Saved from summary execution by a big name in a minor role — Chow Yun-Fat, hogging the light relief as a Chinese guerrilla who enjoys blowing stuff up — Hogg is further redeemed, this time from his own self-regard, by Lee Pearson (stoutly played by Radha Mitchell), a self-appointed American nurse. Lee dumps him at a barely functioning orphanage, where, after a brief sulk, Hogg has the time of his life planting veggies, fending off lice, Japanese imperialists and Chinese nationalists, and finally fleeing with the boys along the unforgiving Silk Road, all while discovering his own better self.
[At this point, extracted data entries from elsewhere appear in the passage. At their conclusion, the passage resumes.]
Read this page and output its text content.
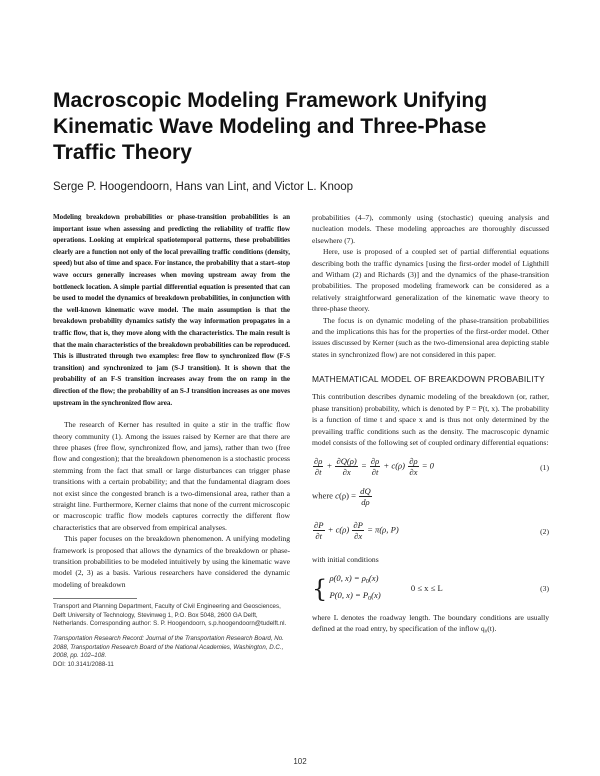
Macroscopic Modeling Framework Unifying Kinematic Wave Modeling and Three-Phase Traffic Theory

Serge P. Hoogendoorn, Hans van Lint, and Victor L. Knoop

Modeling breakdown probabilities or phase-transition probabilities is an important issue when assessing and predicting the reliability of traffic flow operations. Looking at empirical spatiotemporal patterns, these probabilities clearly are a function not only of the local prevailing traffic conditions (density, speed) but also of time and space. For instance, the probability that a start–stop wave occurs generally increases when moving upstream away from the bottleneck location. A simple partial differential equation is presented that can be used to model the dynamics of breakdown probabilities, in conjunction with the well-known kinematic wave model. The main assumption is that the breakdown probability dynamics satisfy the way information propagates in a traffic flow, that is, they move along with the characteristics. The main result is that the main characteristics of the breakdown probabilities can be reproduced. This is illustrated through two examples: free flow to synchronized flow (F-S transition) and synchronized to jam (S-J transition). It is shown that the probability of an F-S transition increases away from the on ramp in the direction of the flow; the probability of an S-J transition increases as one moves upstream in the synchronized flow area.

The research of Kerner has resulted in quite a stir in the traffic flow theory community (1). Among the issues raised by Kerner are that there are three phases (free flow, synchronized flow, and jams), rather than two (free flow and congestion); that the breakdown phenomenon is a stochastic process stemming from the fact that small or large disturbances can trigger phase transitions with a certain probability; and that the fundamental diagram does not exist since the congested branch is a two-dimensional area, rather than a straight line. Furthermore, Kerner claims that none of the current microscopic or macroscopic traffic flow models captures correctly the different flow characteristics that are observed from empirical analyses.

This paper focuses on the breakdown phenomenon. A unifying modeling framework is proposed that allows the dynamics of the breakdown or phase-transition probabilities to be modeled intuitively by using the kinematic wave model (2, 3) as a basis. Various researchers have considered the dynamic modeling of breakdown

Transport and Planning Department, Faculty of Civil Engineering and Geosciences, Delft University of Technology, Stevinweg 1, P.O. Box 5048, 2600 GA Delft, Netherlands. Corresponding author: S. P. Hoogendoorn, s.p.hoogendoorn@tudelft.nl.

Transportation Research Record: Journal of the Transportation Research Board, No. 2088, Transportation Research Board of the National Academies, Washington, D.C., 2008, pp. 102–108.

DOI: 10.3141/2088-11

probabilities (4–7), commonly using (stochastic) queuing analysis and nucleation models. These modeling approaches are thoroughly discussed elsewhere (7).

Here, use is proposed of a coupled set of partial differential equations describing both the traffic dynamics [using the first-order model of Lighthill and Witham (2) and Richards (3)] and the dynamics of the phase-transition probabilities. The proposed modeling framework can be considered as a relatively straightforward generalization of the kinematic wave theory to three-phase theory.

The focus is on dynamic modeling of the phase-transition probabilities and the implications this has for the properties of the first-order model. Other issues discussed by Kerner (such as the two-dimensional area depicting stable states in synchronized flow) are not considered in this paper.

MATHEMATICAL MODEL OF BREAKDOWN PROBABILITY

This contribution describes dynamic modeling of the breakdown (or, rather, phase transition) probability, which is denoted by P = P(t, x). The probability is a function of time t and space x and is thus not only determined by the prevailing traffic conditions such as the density. The macroscopic dynamic model consists of the following set of coupled ordinary differential equations:

$\frac{\partial\rho}{\partial t} + \frac{\partial Q(\rho)}{\partial x} = \frac{\partial\rho}{\partial t} + c(\rho) \frac{\partial\rho}{\partial x} = 0$	(1)
where $c(\rho) = \frac{dQ}{d\rho}$
$\frac{\partial P}{\partial t} + c(\rho) \frac{\partial P}{\partial x} = \pi(\rho$, P)	(2)

with initial conditions

{ ρ(0, $x) = \rho_0(x)$
P(0, $x) = P_0(x) 0 \le x \le L$	(3)

where L denotes the roadway length. The boundary conditions are usually defined at the road entry, by specification of the inflow q₀(t).

102
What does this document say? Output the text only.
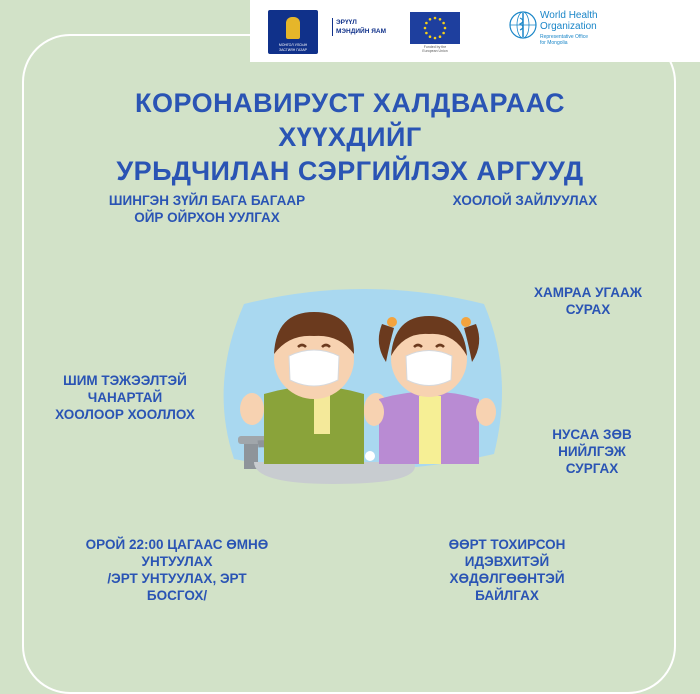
МОНГОЛ УЛСЫН
ЗАСГИЙН ГАЗАР
ЭРҮҮЛ
МЭНДИЙН ЯАМ
Funded by the
European Union
World Health
Organization
Representative Office
for Mongolia
КОРОНАВИРУСТ ХАЛДВАРААС ХҮҮХДИЙГ
УРЬДЧИЛАН СЭРГИЙЛЭХ АРГУУД
ШИНГЭН ЗҮЙЛ БАГА БАГААР
ОЙР ОЙРХОН УУЛГАХ
ХООЛОЙ ЗАЙЛУУЛАХ
ХАМРАА УГААЖ
СУРАХ
ШИМ ТЭЖЭЭЛТЭЙ
ЧАНАРТАЙ
ХООЛООР ХООЛЛОХ
НУСАА ЗӨВ
НИЙЛГЭЖ
СУРГАХ
ОРОЙ 22:00 ЦАГААС ӨМНӨ
УНТУУЛАХ
/ЭРТ УНТУУЛАХ, ЭРТ
БОСГОХ/
ӨӨРТ ТОХИРСОН
ИДЭВХИТЭЙ
ХӨДӨЛГӨӨНТЭЙ
БАЙЛГАХ
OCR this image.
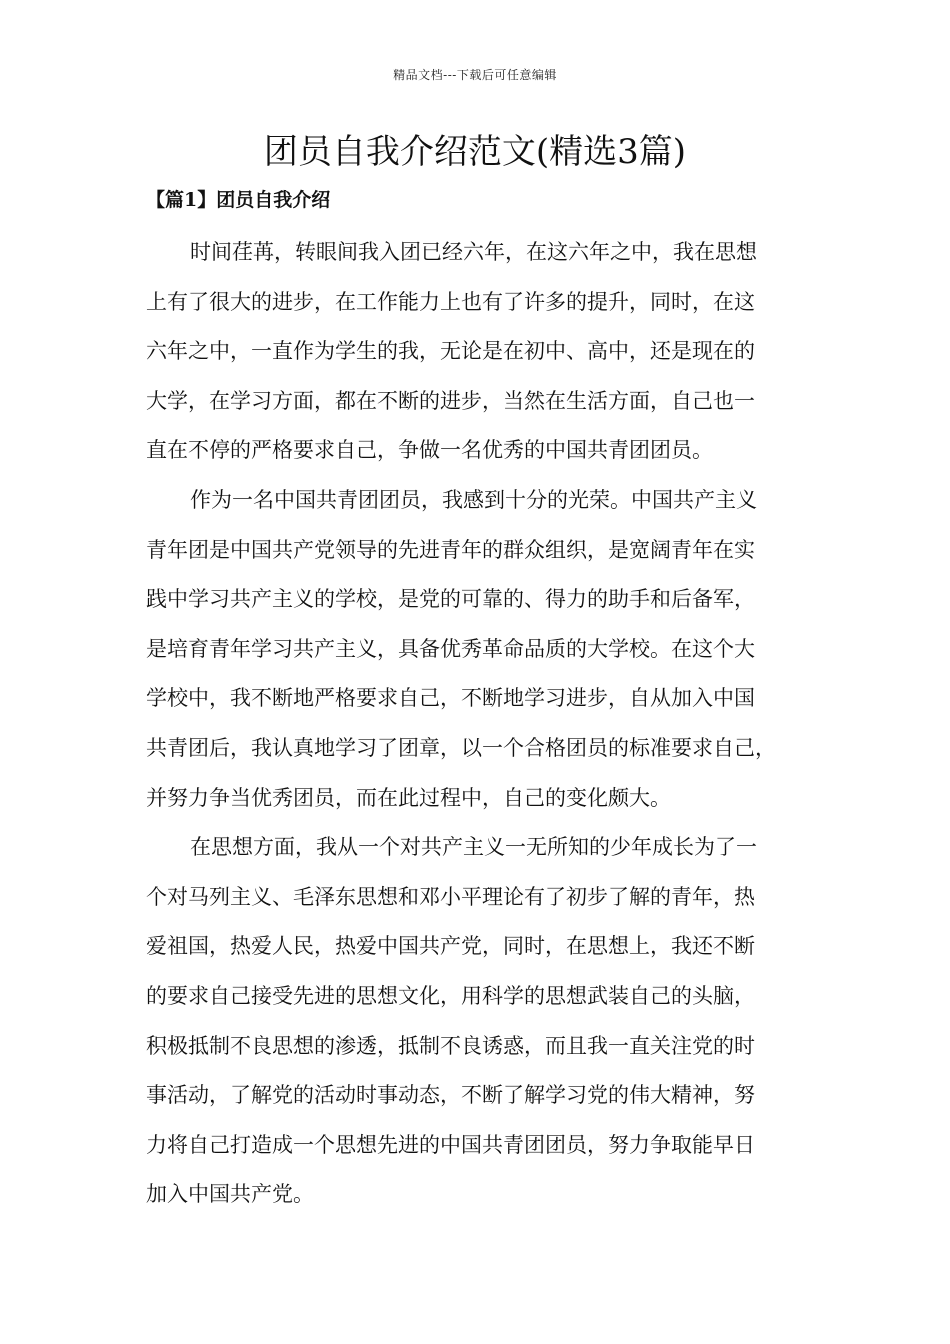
精品文档---下载后可任意编辑
团员自我介绍范文(精选3篇)
【篇1】团员自我介绍

时间荏苒，转眼间我入团已经六年，在这六年之中，我在思想
上有了很大的进步，在工作能力上也有了许多的提升，同时，在这
六年之中，一直作为学生的我，无论是在初中、高中，还是现在的
大学，在学习方面，都在不断的进步，当然在生活方面，自己也一
直在不停的严格要求自己，争做一名优秀的中国共青团团员。

作为一名中国共青团团员，我感到十分的光荣。中国共产主义
青年团是中国共产党领导的先进青年的群众组织，是宽阔青年在实
践中学习共产主义的学校，是党的可靠的、得力的助手和后备军，
是培育青年学习共产主义，具备优秀革命品质的大学校。在这个大
学校中，我不断地严格要求自己，不断地学习进步，自从加入中国
共青团后，我认真地学习了团章，以一个合格团员的标准要求自己，
并努力争当优秀团员，而在此过程中，自己的变化颇大。

在思想方面，我从一个对共产主义一无所知的少年成长为了一
个对马列主义、毛泽东思想和邓小平理论有了初步了解的青年，热
爱祖国，热爱人民，热爱中国共产党，同时，在思想上，我还不断
的要求自己接受先进的思想文化，用科学的思想武装自己的头脑，
积极抵制不良思想的渗透，抵制不良诱惑，而且我一直关注党的时
事活动，了解党的活动时事动态，不断了解学习党的伟大精神，努
力将自己打造成一个思想先进的中国共青团团员，努力争取能早日
加入中国共产党。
If only because far-flung meltdowns tend to attract troubled souls escaping normal life only to find their higher calling in crisis, the characters here ought to be worth developing. But James MacManus, a former foreign correspondent for The Guardian who wrote the article on which the movie is based, may be a better journalist than he is a screenwriter. Together with co-writer Jane Hawksley, his idea of psychological complexity is to give every character innate nobility plus a human flaw to work through, while sprinkling the expository dialogue with Moments of Saving Humor, from which the director continually cuts away to lovely but ravaged scenery, beautifully shot by House of Flying Daggers cinematographer Zhao Xiaoding.

Like so many cookie-cutter international dramas of its kind, The Children of Huang Shi is a work from the heart hobbled at the get-go by anxieties — some of them well-founded — that no one will finance, release or show up for such earnest material without recognizable stars under the age of 35, regularly paced explosions and the usual narrative arc curving from despair to slim ray of hope. But the fact that the film's freshest and most moving words come from the surviving children of Huang Shi, their lined old faces projected over the end credits as they remember their rescuer with fond gratitude, suggests we'd be better off watching Bill Guttentag and Dan Sturman's excellent 2007 documentary about Japan's invasion of China, Nanking.